In the longer term, I think it's a matter of keeping fiscal policy on the right track. I think this government has done a lot of things right. I think the previous government laid the ground work for some of that, particularly on corporate income tax rates, and that has to be recognized. I'm glad to see a cross-party consensus on the fact that high corporate tax rates don't pay and lower ones in fact are generating more income tax revenue for the federal government than ever before.
So I think it's important to use the levers that governments do have, whether on the tax front or through regulatory policy, as I mentioned, for instance. Look at what tools are actually going to be most effective in reducing the costs that companies face or enabling commerce to move more quickly. The number of years it has taken—still is taking—to even get near a second bridge between Detroit and Windsor, which is a crossing that's currently carrying 20% of our exports.... It's staggering that it has not been able to move forward faster. Clearly, the federal government has a role in that. It can't do it alone.
:
We've always been willing to look at the costs and benefits of that strategy. On balance, we have in the past believed, and we continue to believe, that adopting the current currency or adopting the U.S. dollar would not be in Canada's interests.
Frankly, there are two options Mr. Jarislowsky has put forward. One is to try to maintain a band. There are a lot of currency speculators around the world who got rich taking advantage of governments or central banks trying to prop up bands. George Soros springs to mind, in the U.K.
The other possibility is simply to adopt the U.S. dollar, which would give up all control of monetary policy in this country. We're not Europe. We're not going to get a significant say in U.S. monetary policy if we adopt their currency.
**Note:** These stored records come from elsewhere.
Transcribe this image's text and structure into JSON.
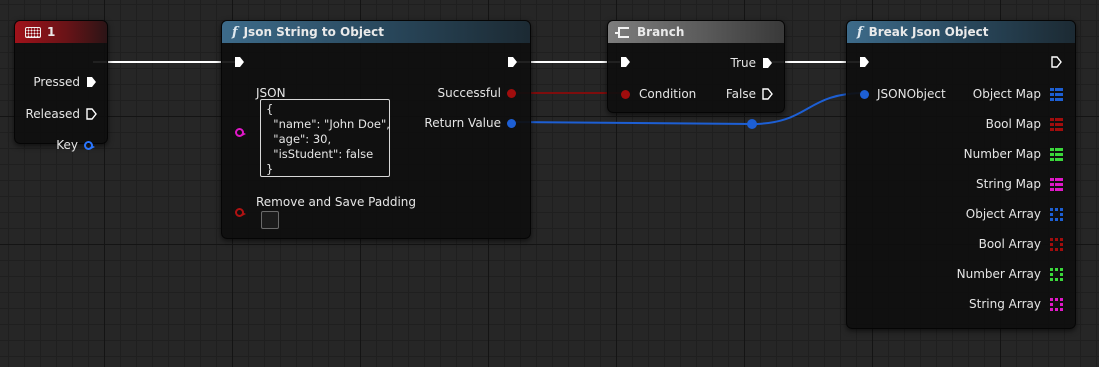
{
  "colors": {
    "exec": "#ffffff",
    "object": "#1d5fd4",
    "bool": "#a10d0d",
    "number": "#3bd83b",
    "string": "#e018c8"
  },
  "key_node": {
    "title": "1",
    "icon": "keyboard-icon",
    "pins": {
      "pressed": "Pressed",
      "released": "Released",
      "key": "Key"
    }
  },
  "json_node": {
    "title": "Json String to Object",
    "icon": "function-icon",
    "json_label": "JSON",
    "json_value": "{\n  \"name\": \"John Doe\",\n  \"age\": 30,\n  \"isStudent\": false\n}",
    "padding_label": "Remove and Save Padding",
    "padding_checked": false,
    "out_successful": "Successful",
    "out_return": "Return Value"
  },
  "branch_node": {
    "title": "Branch",
    "icon": "branch-icon",
    "condition": "Condition",
    "true_label": "True",
    "false_label": "False"
  },
  "break_node": {
    "title": "Break Json Object",
    "icon": "function-icon",
    "input": "JSONObject",
    "outputs": [
      {
        "label": "Object Map",
        "type": "object",
        "container": "map"
      },
      {
        "label": "Bool Map",
        "type": "bool",
        "container": "map"
      },
      {
        "label": "Number Map",
        "type": "number",
        "container": "map"
      },
      {
        "label": "String Map",
        "type": "string",
        "container": "map"
      },
      {
        "label": "Object Array",
        "type": "object",
        "container": "array"
      },
      {
        "label": "Bool Array",
        "type": "bool",
        "container": "array"
      },
      {
        "label": "Number Array",
        "type": "number",
        "container": "array"
      },
      {
        "label": "String Array",
        "type": "string",
        "container": "array"
      }
    ]
  }
}
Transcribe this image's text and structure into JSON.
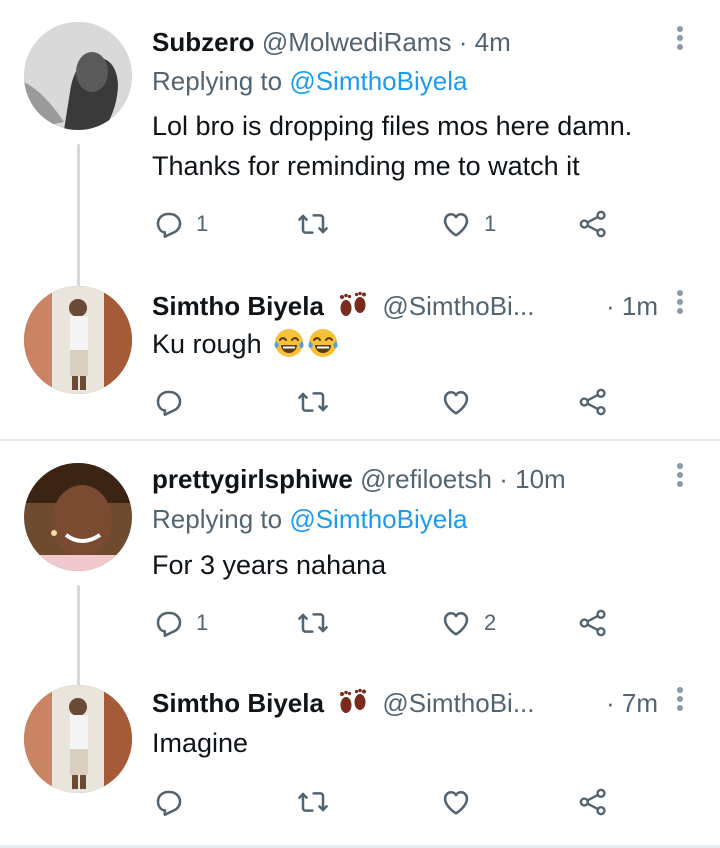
{
  "thread1": {
    "tweet1": {
      "name": "Subzero",
      "handle": "@MolwediRams",
      "separator": "·",
      "time": "4m",
      "replying_prefix": "Replying to",
      "replying_to": "@SimthoBiyela",
      "text_line1": "Lol bro is dropping files mos here damn.",
      "text_line2": "Thanks for reminding me to watch it",
      "reply_count": "1",
      "retweet_count": "",
      "like_count": "1"
    },
    "tweet2": {
      "name": "Simtho Biyela",
      "handle": "@SimthoBi...",
      "time_full": "· 1m",
      "text": "Ku rough",
      "reply_count": "",
      "retweet_count": "",
      "like_count": ""
    }
  },
  "thread2": {
    "tweet1": {
      "name": "prettygirlsphiwe",
      "handle": "@refiloetsh",
      "separator": "·",
      "time": "10m",
      "replying_prefix": "Replying to",
      "replying_to": "@SimthoBiyela",
      "text": "For 3 years nahana",
      "reply_count": "1",
      "retweet_count": "",
      "like_count": "2"
    },
    "tweet2": {
      "name": "Simtho Biyela",
      "handle": "@SimthoBi...",
      "time_full": "· 7m",
      "text": "Imagine",
      "reply_count": "",
      "retweet_count": "",
      "like_count": ""
    }
  },
  "icons": [
    "reply-icon",
    "retweet-icon",
    "like-icon",
    "share-icon",
    "more-icon",
    "footprints-emoji",
    "tears-of-joy-emoji"
  ],
  "colors": {
    "link": "#1d9bf0",
    "secondary_text": "#536471",
    "primary_text": "#0f1419",
    "divider": "#e6ecf0"
  }
}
What you really have to look at, whether we're looking at short-term problems--the sub-prime mortgage crisis, and so on, going on in the United States, and the impact that may have on U.S. inflation and U.S. interest rates--or the long-term impact of these huge U.S. deficits on the government side, the fragility of their social security system and what's going to come out of that in terms of U.S. inflation rates down the road, and therefore U.S. interest rates.... When we look at the U.S. doing all the things wrong that we did wrong in the nineties and fixed...do we really want to pay the price for that by paying U.S. interest rates, by hooking our currency to that over the long term?